Asynchronous CSV Parser in C

by Tadas Vilkeliskis, October 26, 2013

I literally just finished writing the initial version of async CSV parser. This parser is intended to be used in high performance applications, possibly within then event loop to process streaming CSV data. It uses callbacks to notify when the field information is available. The library itself is very bare bones and it’s up to the user to choose the data right data structure to store the data. The library can be found on github.

Example

This example shows how to load a CSV file into a linked list.
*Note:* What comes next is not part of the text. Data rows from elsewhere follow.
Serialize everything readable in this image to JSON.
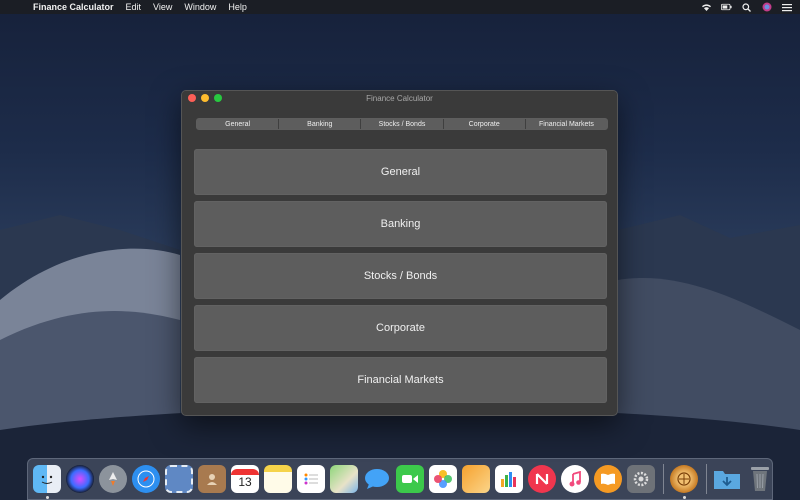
{
  "menubar": {
    "app_name": "Finance Calculator",
    "items": [
      "Edit",
      "View",
      "Window",
      "Help"
    ]
  },
  "window": {
    "title": "Finance Calculator",
    "tabs": [
      "General",
      "Banking",
      "Stocks / Bonds",
      "Corporate",
      "Financial Markets"
    ],
    "buttons": [
      "General",
      "Banking",
      "Stocks / Bonds",
      "Corporate",
      "Financial Markets"
    ]
  },
  "dock": {
    "calendar_day": "13",
    "items": [
      "finder-icon",
      "siri-icon",
      "launchpad-icon",
      "safari-icon",
      "mail-stamp-icon",
      "contacts-icon",
      "calendar-icon",
      "notes-icon",
      "reminders-icon",
      "maps-icon",
      "messages-icon",
      "facetime-icon",
      "photos-icon",
      "pages-icon",
      "numbers-icon",
      "news-icon",
      "music-icon",
      "books-icon",
      "system-preferences-icon",
      "finance-calculator-icon",
      "downloads-folder-icon",
      "trash-icon"
    ]
  },
  "colors": {
    "window_bg": "#3a3a3a",
    "button_bg": "#5d5d5d",
    "close": "#fe5f57",
    "minimize": "#febc2e",
    "zoom": "#28c840"
  }
}
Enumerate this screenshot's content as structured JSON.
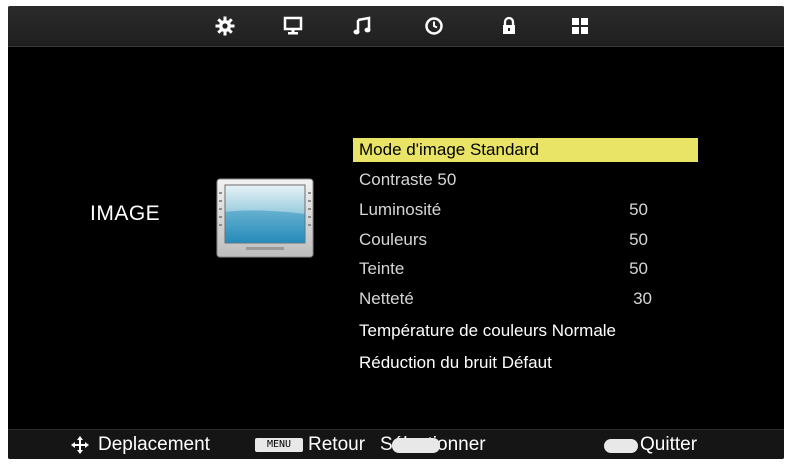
{
  "top_menu": {
    "icons": [
      "gear-icon",
      "monitor-icon",
      "music-note-icon",
      "clock-icon",
      "lock-icon",
      "grid-icon"
    ],
    "active": "monitor-icon"
  },
  "section": {
    "title": "IMAGE",
    "icon": "tv-screen-icon"
  },
  "menu": {
    "items": [
      {
        "label": "Mode d'image Standard",
        "value": "",
        "selected": true
      },
      {
        "label": "Contraste 50",
        "value": "",
        "selected": false
      },
      {
        "label": "Luminosité",
        "value": "50",
        "selected": false
      },
      {
        "label": "Couleurs",
        "value": "50",
        "selected": false
      },
      {
        "label": "Teinte",
        "value": "50",
        "selected": false
      },
      {
        "label": "Netteté",
        "value": "30",
        "selected": false
      },
      {
        "label": "Température de couleurs Normale",
        "value": "",
        "selected": false
      },
      {
        "label": "Réduction du bruit Défaut",
        "value": "",
        "selected": false
      }
    ]
  },
  "footer": {
    "move_label": "Deplacement",
    "menu_key": "MENU",
    "back_label": "Retour",
    "select_label": "Sélectionner",
    "exit_label": "Quitter"
  },
  "colors": {
    "highlight": "#e9e466",
    "background": "#000000",
    "text": "#ffffff"
  }
}
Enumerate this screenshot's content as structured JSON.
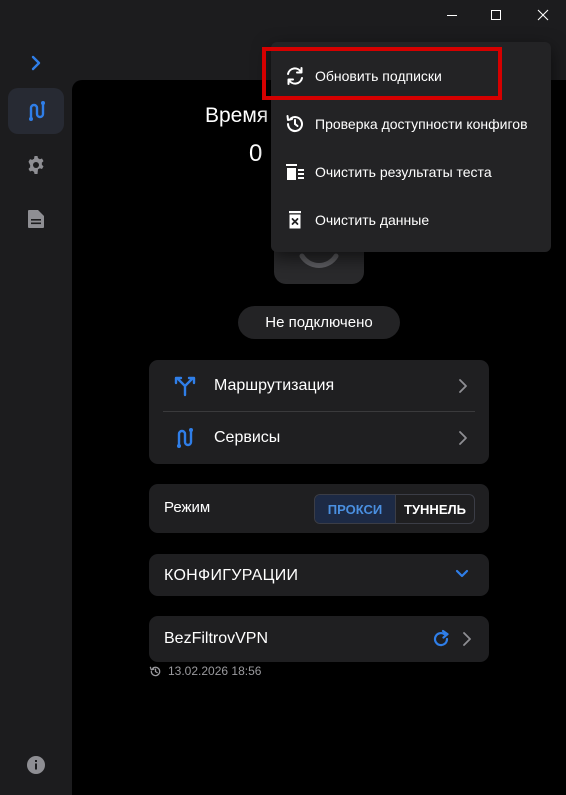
{
  "colors": {
    "accent": "#2f7ee8",
    "highlight_box": "#d50000",
    "background": "#1c1c1e",
    "content": "#000000"
  },
  "window_controls": {
    "icons": [
      "minimize-icon",
      "maximize-icon",
      "close-icon"
    ]
  },
  "rail": {
    "items": [
      {
        "icon": "chevron-right-icon"
      },
      {
        "icon": "routes-icon",
        "active": true
      },
      {
        "icon": "gear-icon"
      },
      {
        "icon": "document-icon"
      },
      {
        "icon": "info-icon"
      }
    ]
  },
  "main": {
    "time_label": "Время",
    "time_value": "0",
    "status": "Не подключено",
    "nav_card": [
      {
        "label": "Маршрутизация",
        "icon": "routing-icon"
      },
      {
        "label": "Сервисы",
        "icon": "services-icon"
      }
    ],
    "mode": {
      "label": "Режим",
      "options": [
        "ПРОКСИ",
        "ТУННЕЛЬ"
      ],
      "selected": "ПРОКСИ"
    },
    "configs": {
      "title": "КОНФИГУРАЦИИ"
    },
    "subscription": {
      "name": "BezFiltrovVPN",
      "updated": "13.02.2026 18:56"
    }
  },
  "context_menu": {
    "items": [
      {
        "label": "Обновить подписки",
        "icon": "refresh-icon"
      },
      {
        "label": "Проверка доступности конфигов",
        "icon": "check-availability-icon"
      },
      {
        "label": "Очистить результаты теста",
        "icon": "clear-list-icon"
      },
      {
        "label": "Очистить данные",
        "icon": "trash-icon"
      }
    ]
  }
}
int field_cb(csv_parser_t *parser, const char *data, size_t length, int row, int col)
{
    csv_t *csv = parser->data;
    field_t *field;

    if (!csv->tail) {
        field = new_field(data, length, row, col);
        csv->tail = field;
        csv->head = field;
    } else {
        if (csv->tail->row == row && csv->tail->col == col) {
            strncat(csv->tail->data, data, length);
        } else {
            field = new_field(data, length, row, col);
            csv->tail->next = field;
            csv->tail = field;
        }
    }

    return 0;
}

The function above is our callback method. Callbacks can be called multiple times for the same row column combination because data can arrive in chunks. In this particular example we are concatenating data with the previous one if row and column are the same. Otherwise a new link is added.

int main(int argc, const char *argv[])
{
    csv_t csv;
    field_t *field;
    char buffer[64];
    ssize_t nread;
    csv_parser_t parser;
    csv_parser_settings_t settings;

    csv.head = NULL;
    csv.tail = NULL;

    settings.delimiter = ',';
    settings.field_cb = field_cb;

    csv_parser_init(&parser);
    parser.data = &csv;

    int fd = open("iris.csv", O_RDONLY);
    if (fd == -1) {
        perror("open");
        return -1;
    }

    while ((nread = read(fd, buffer, sizeof(buffer))) > 0) {
        csv_parser_execute(&parser, &settings, buffer, nread);
    }

    close(fd);

    field = csv.head;
    while (field) {
        printf("row: %3d, col: %3d, data: %s\n", field->row, field->col, field->data);
        field_t *next = field->next;
        free(field);
        field = next;
    }

    return 0;
}

The main function just read the file in 64 byte chunks and processes it with the CSV parser. The full example is in the repo.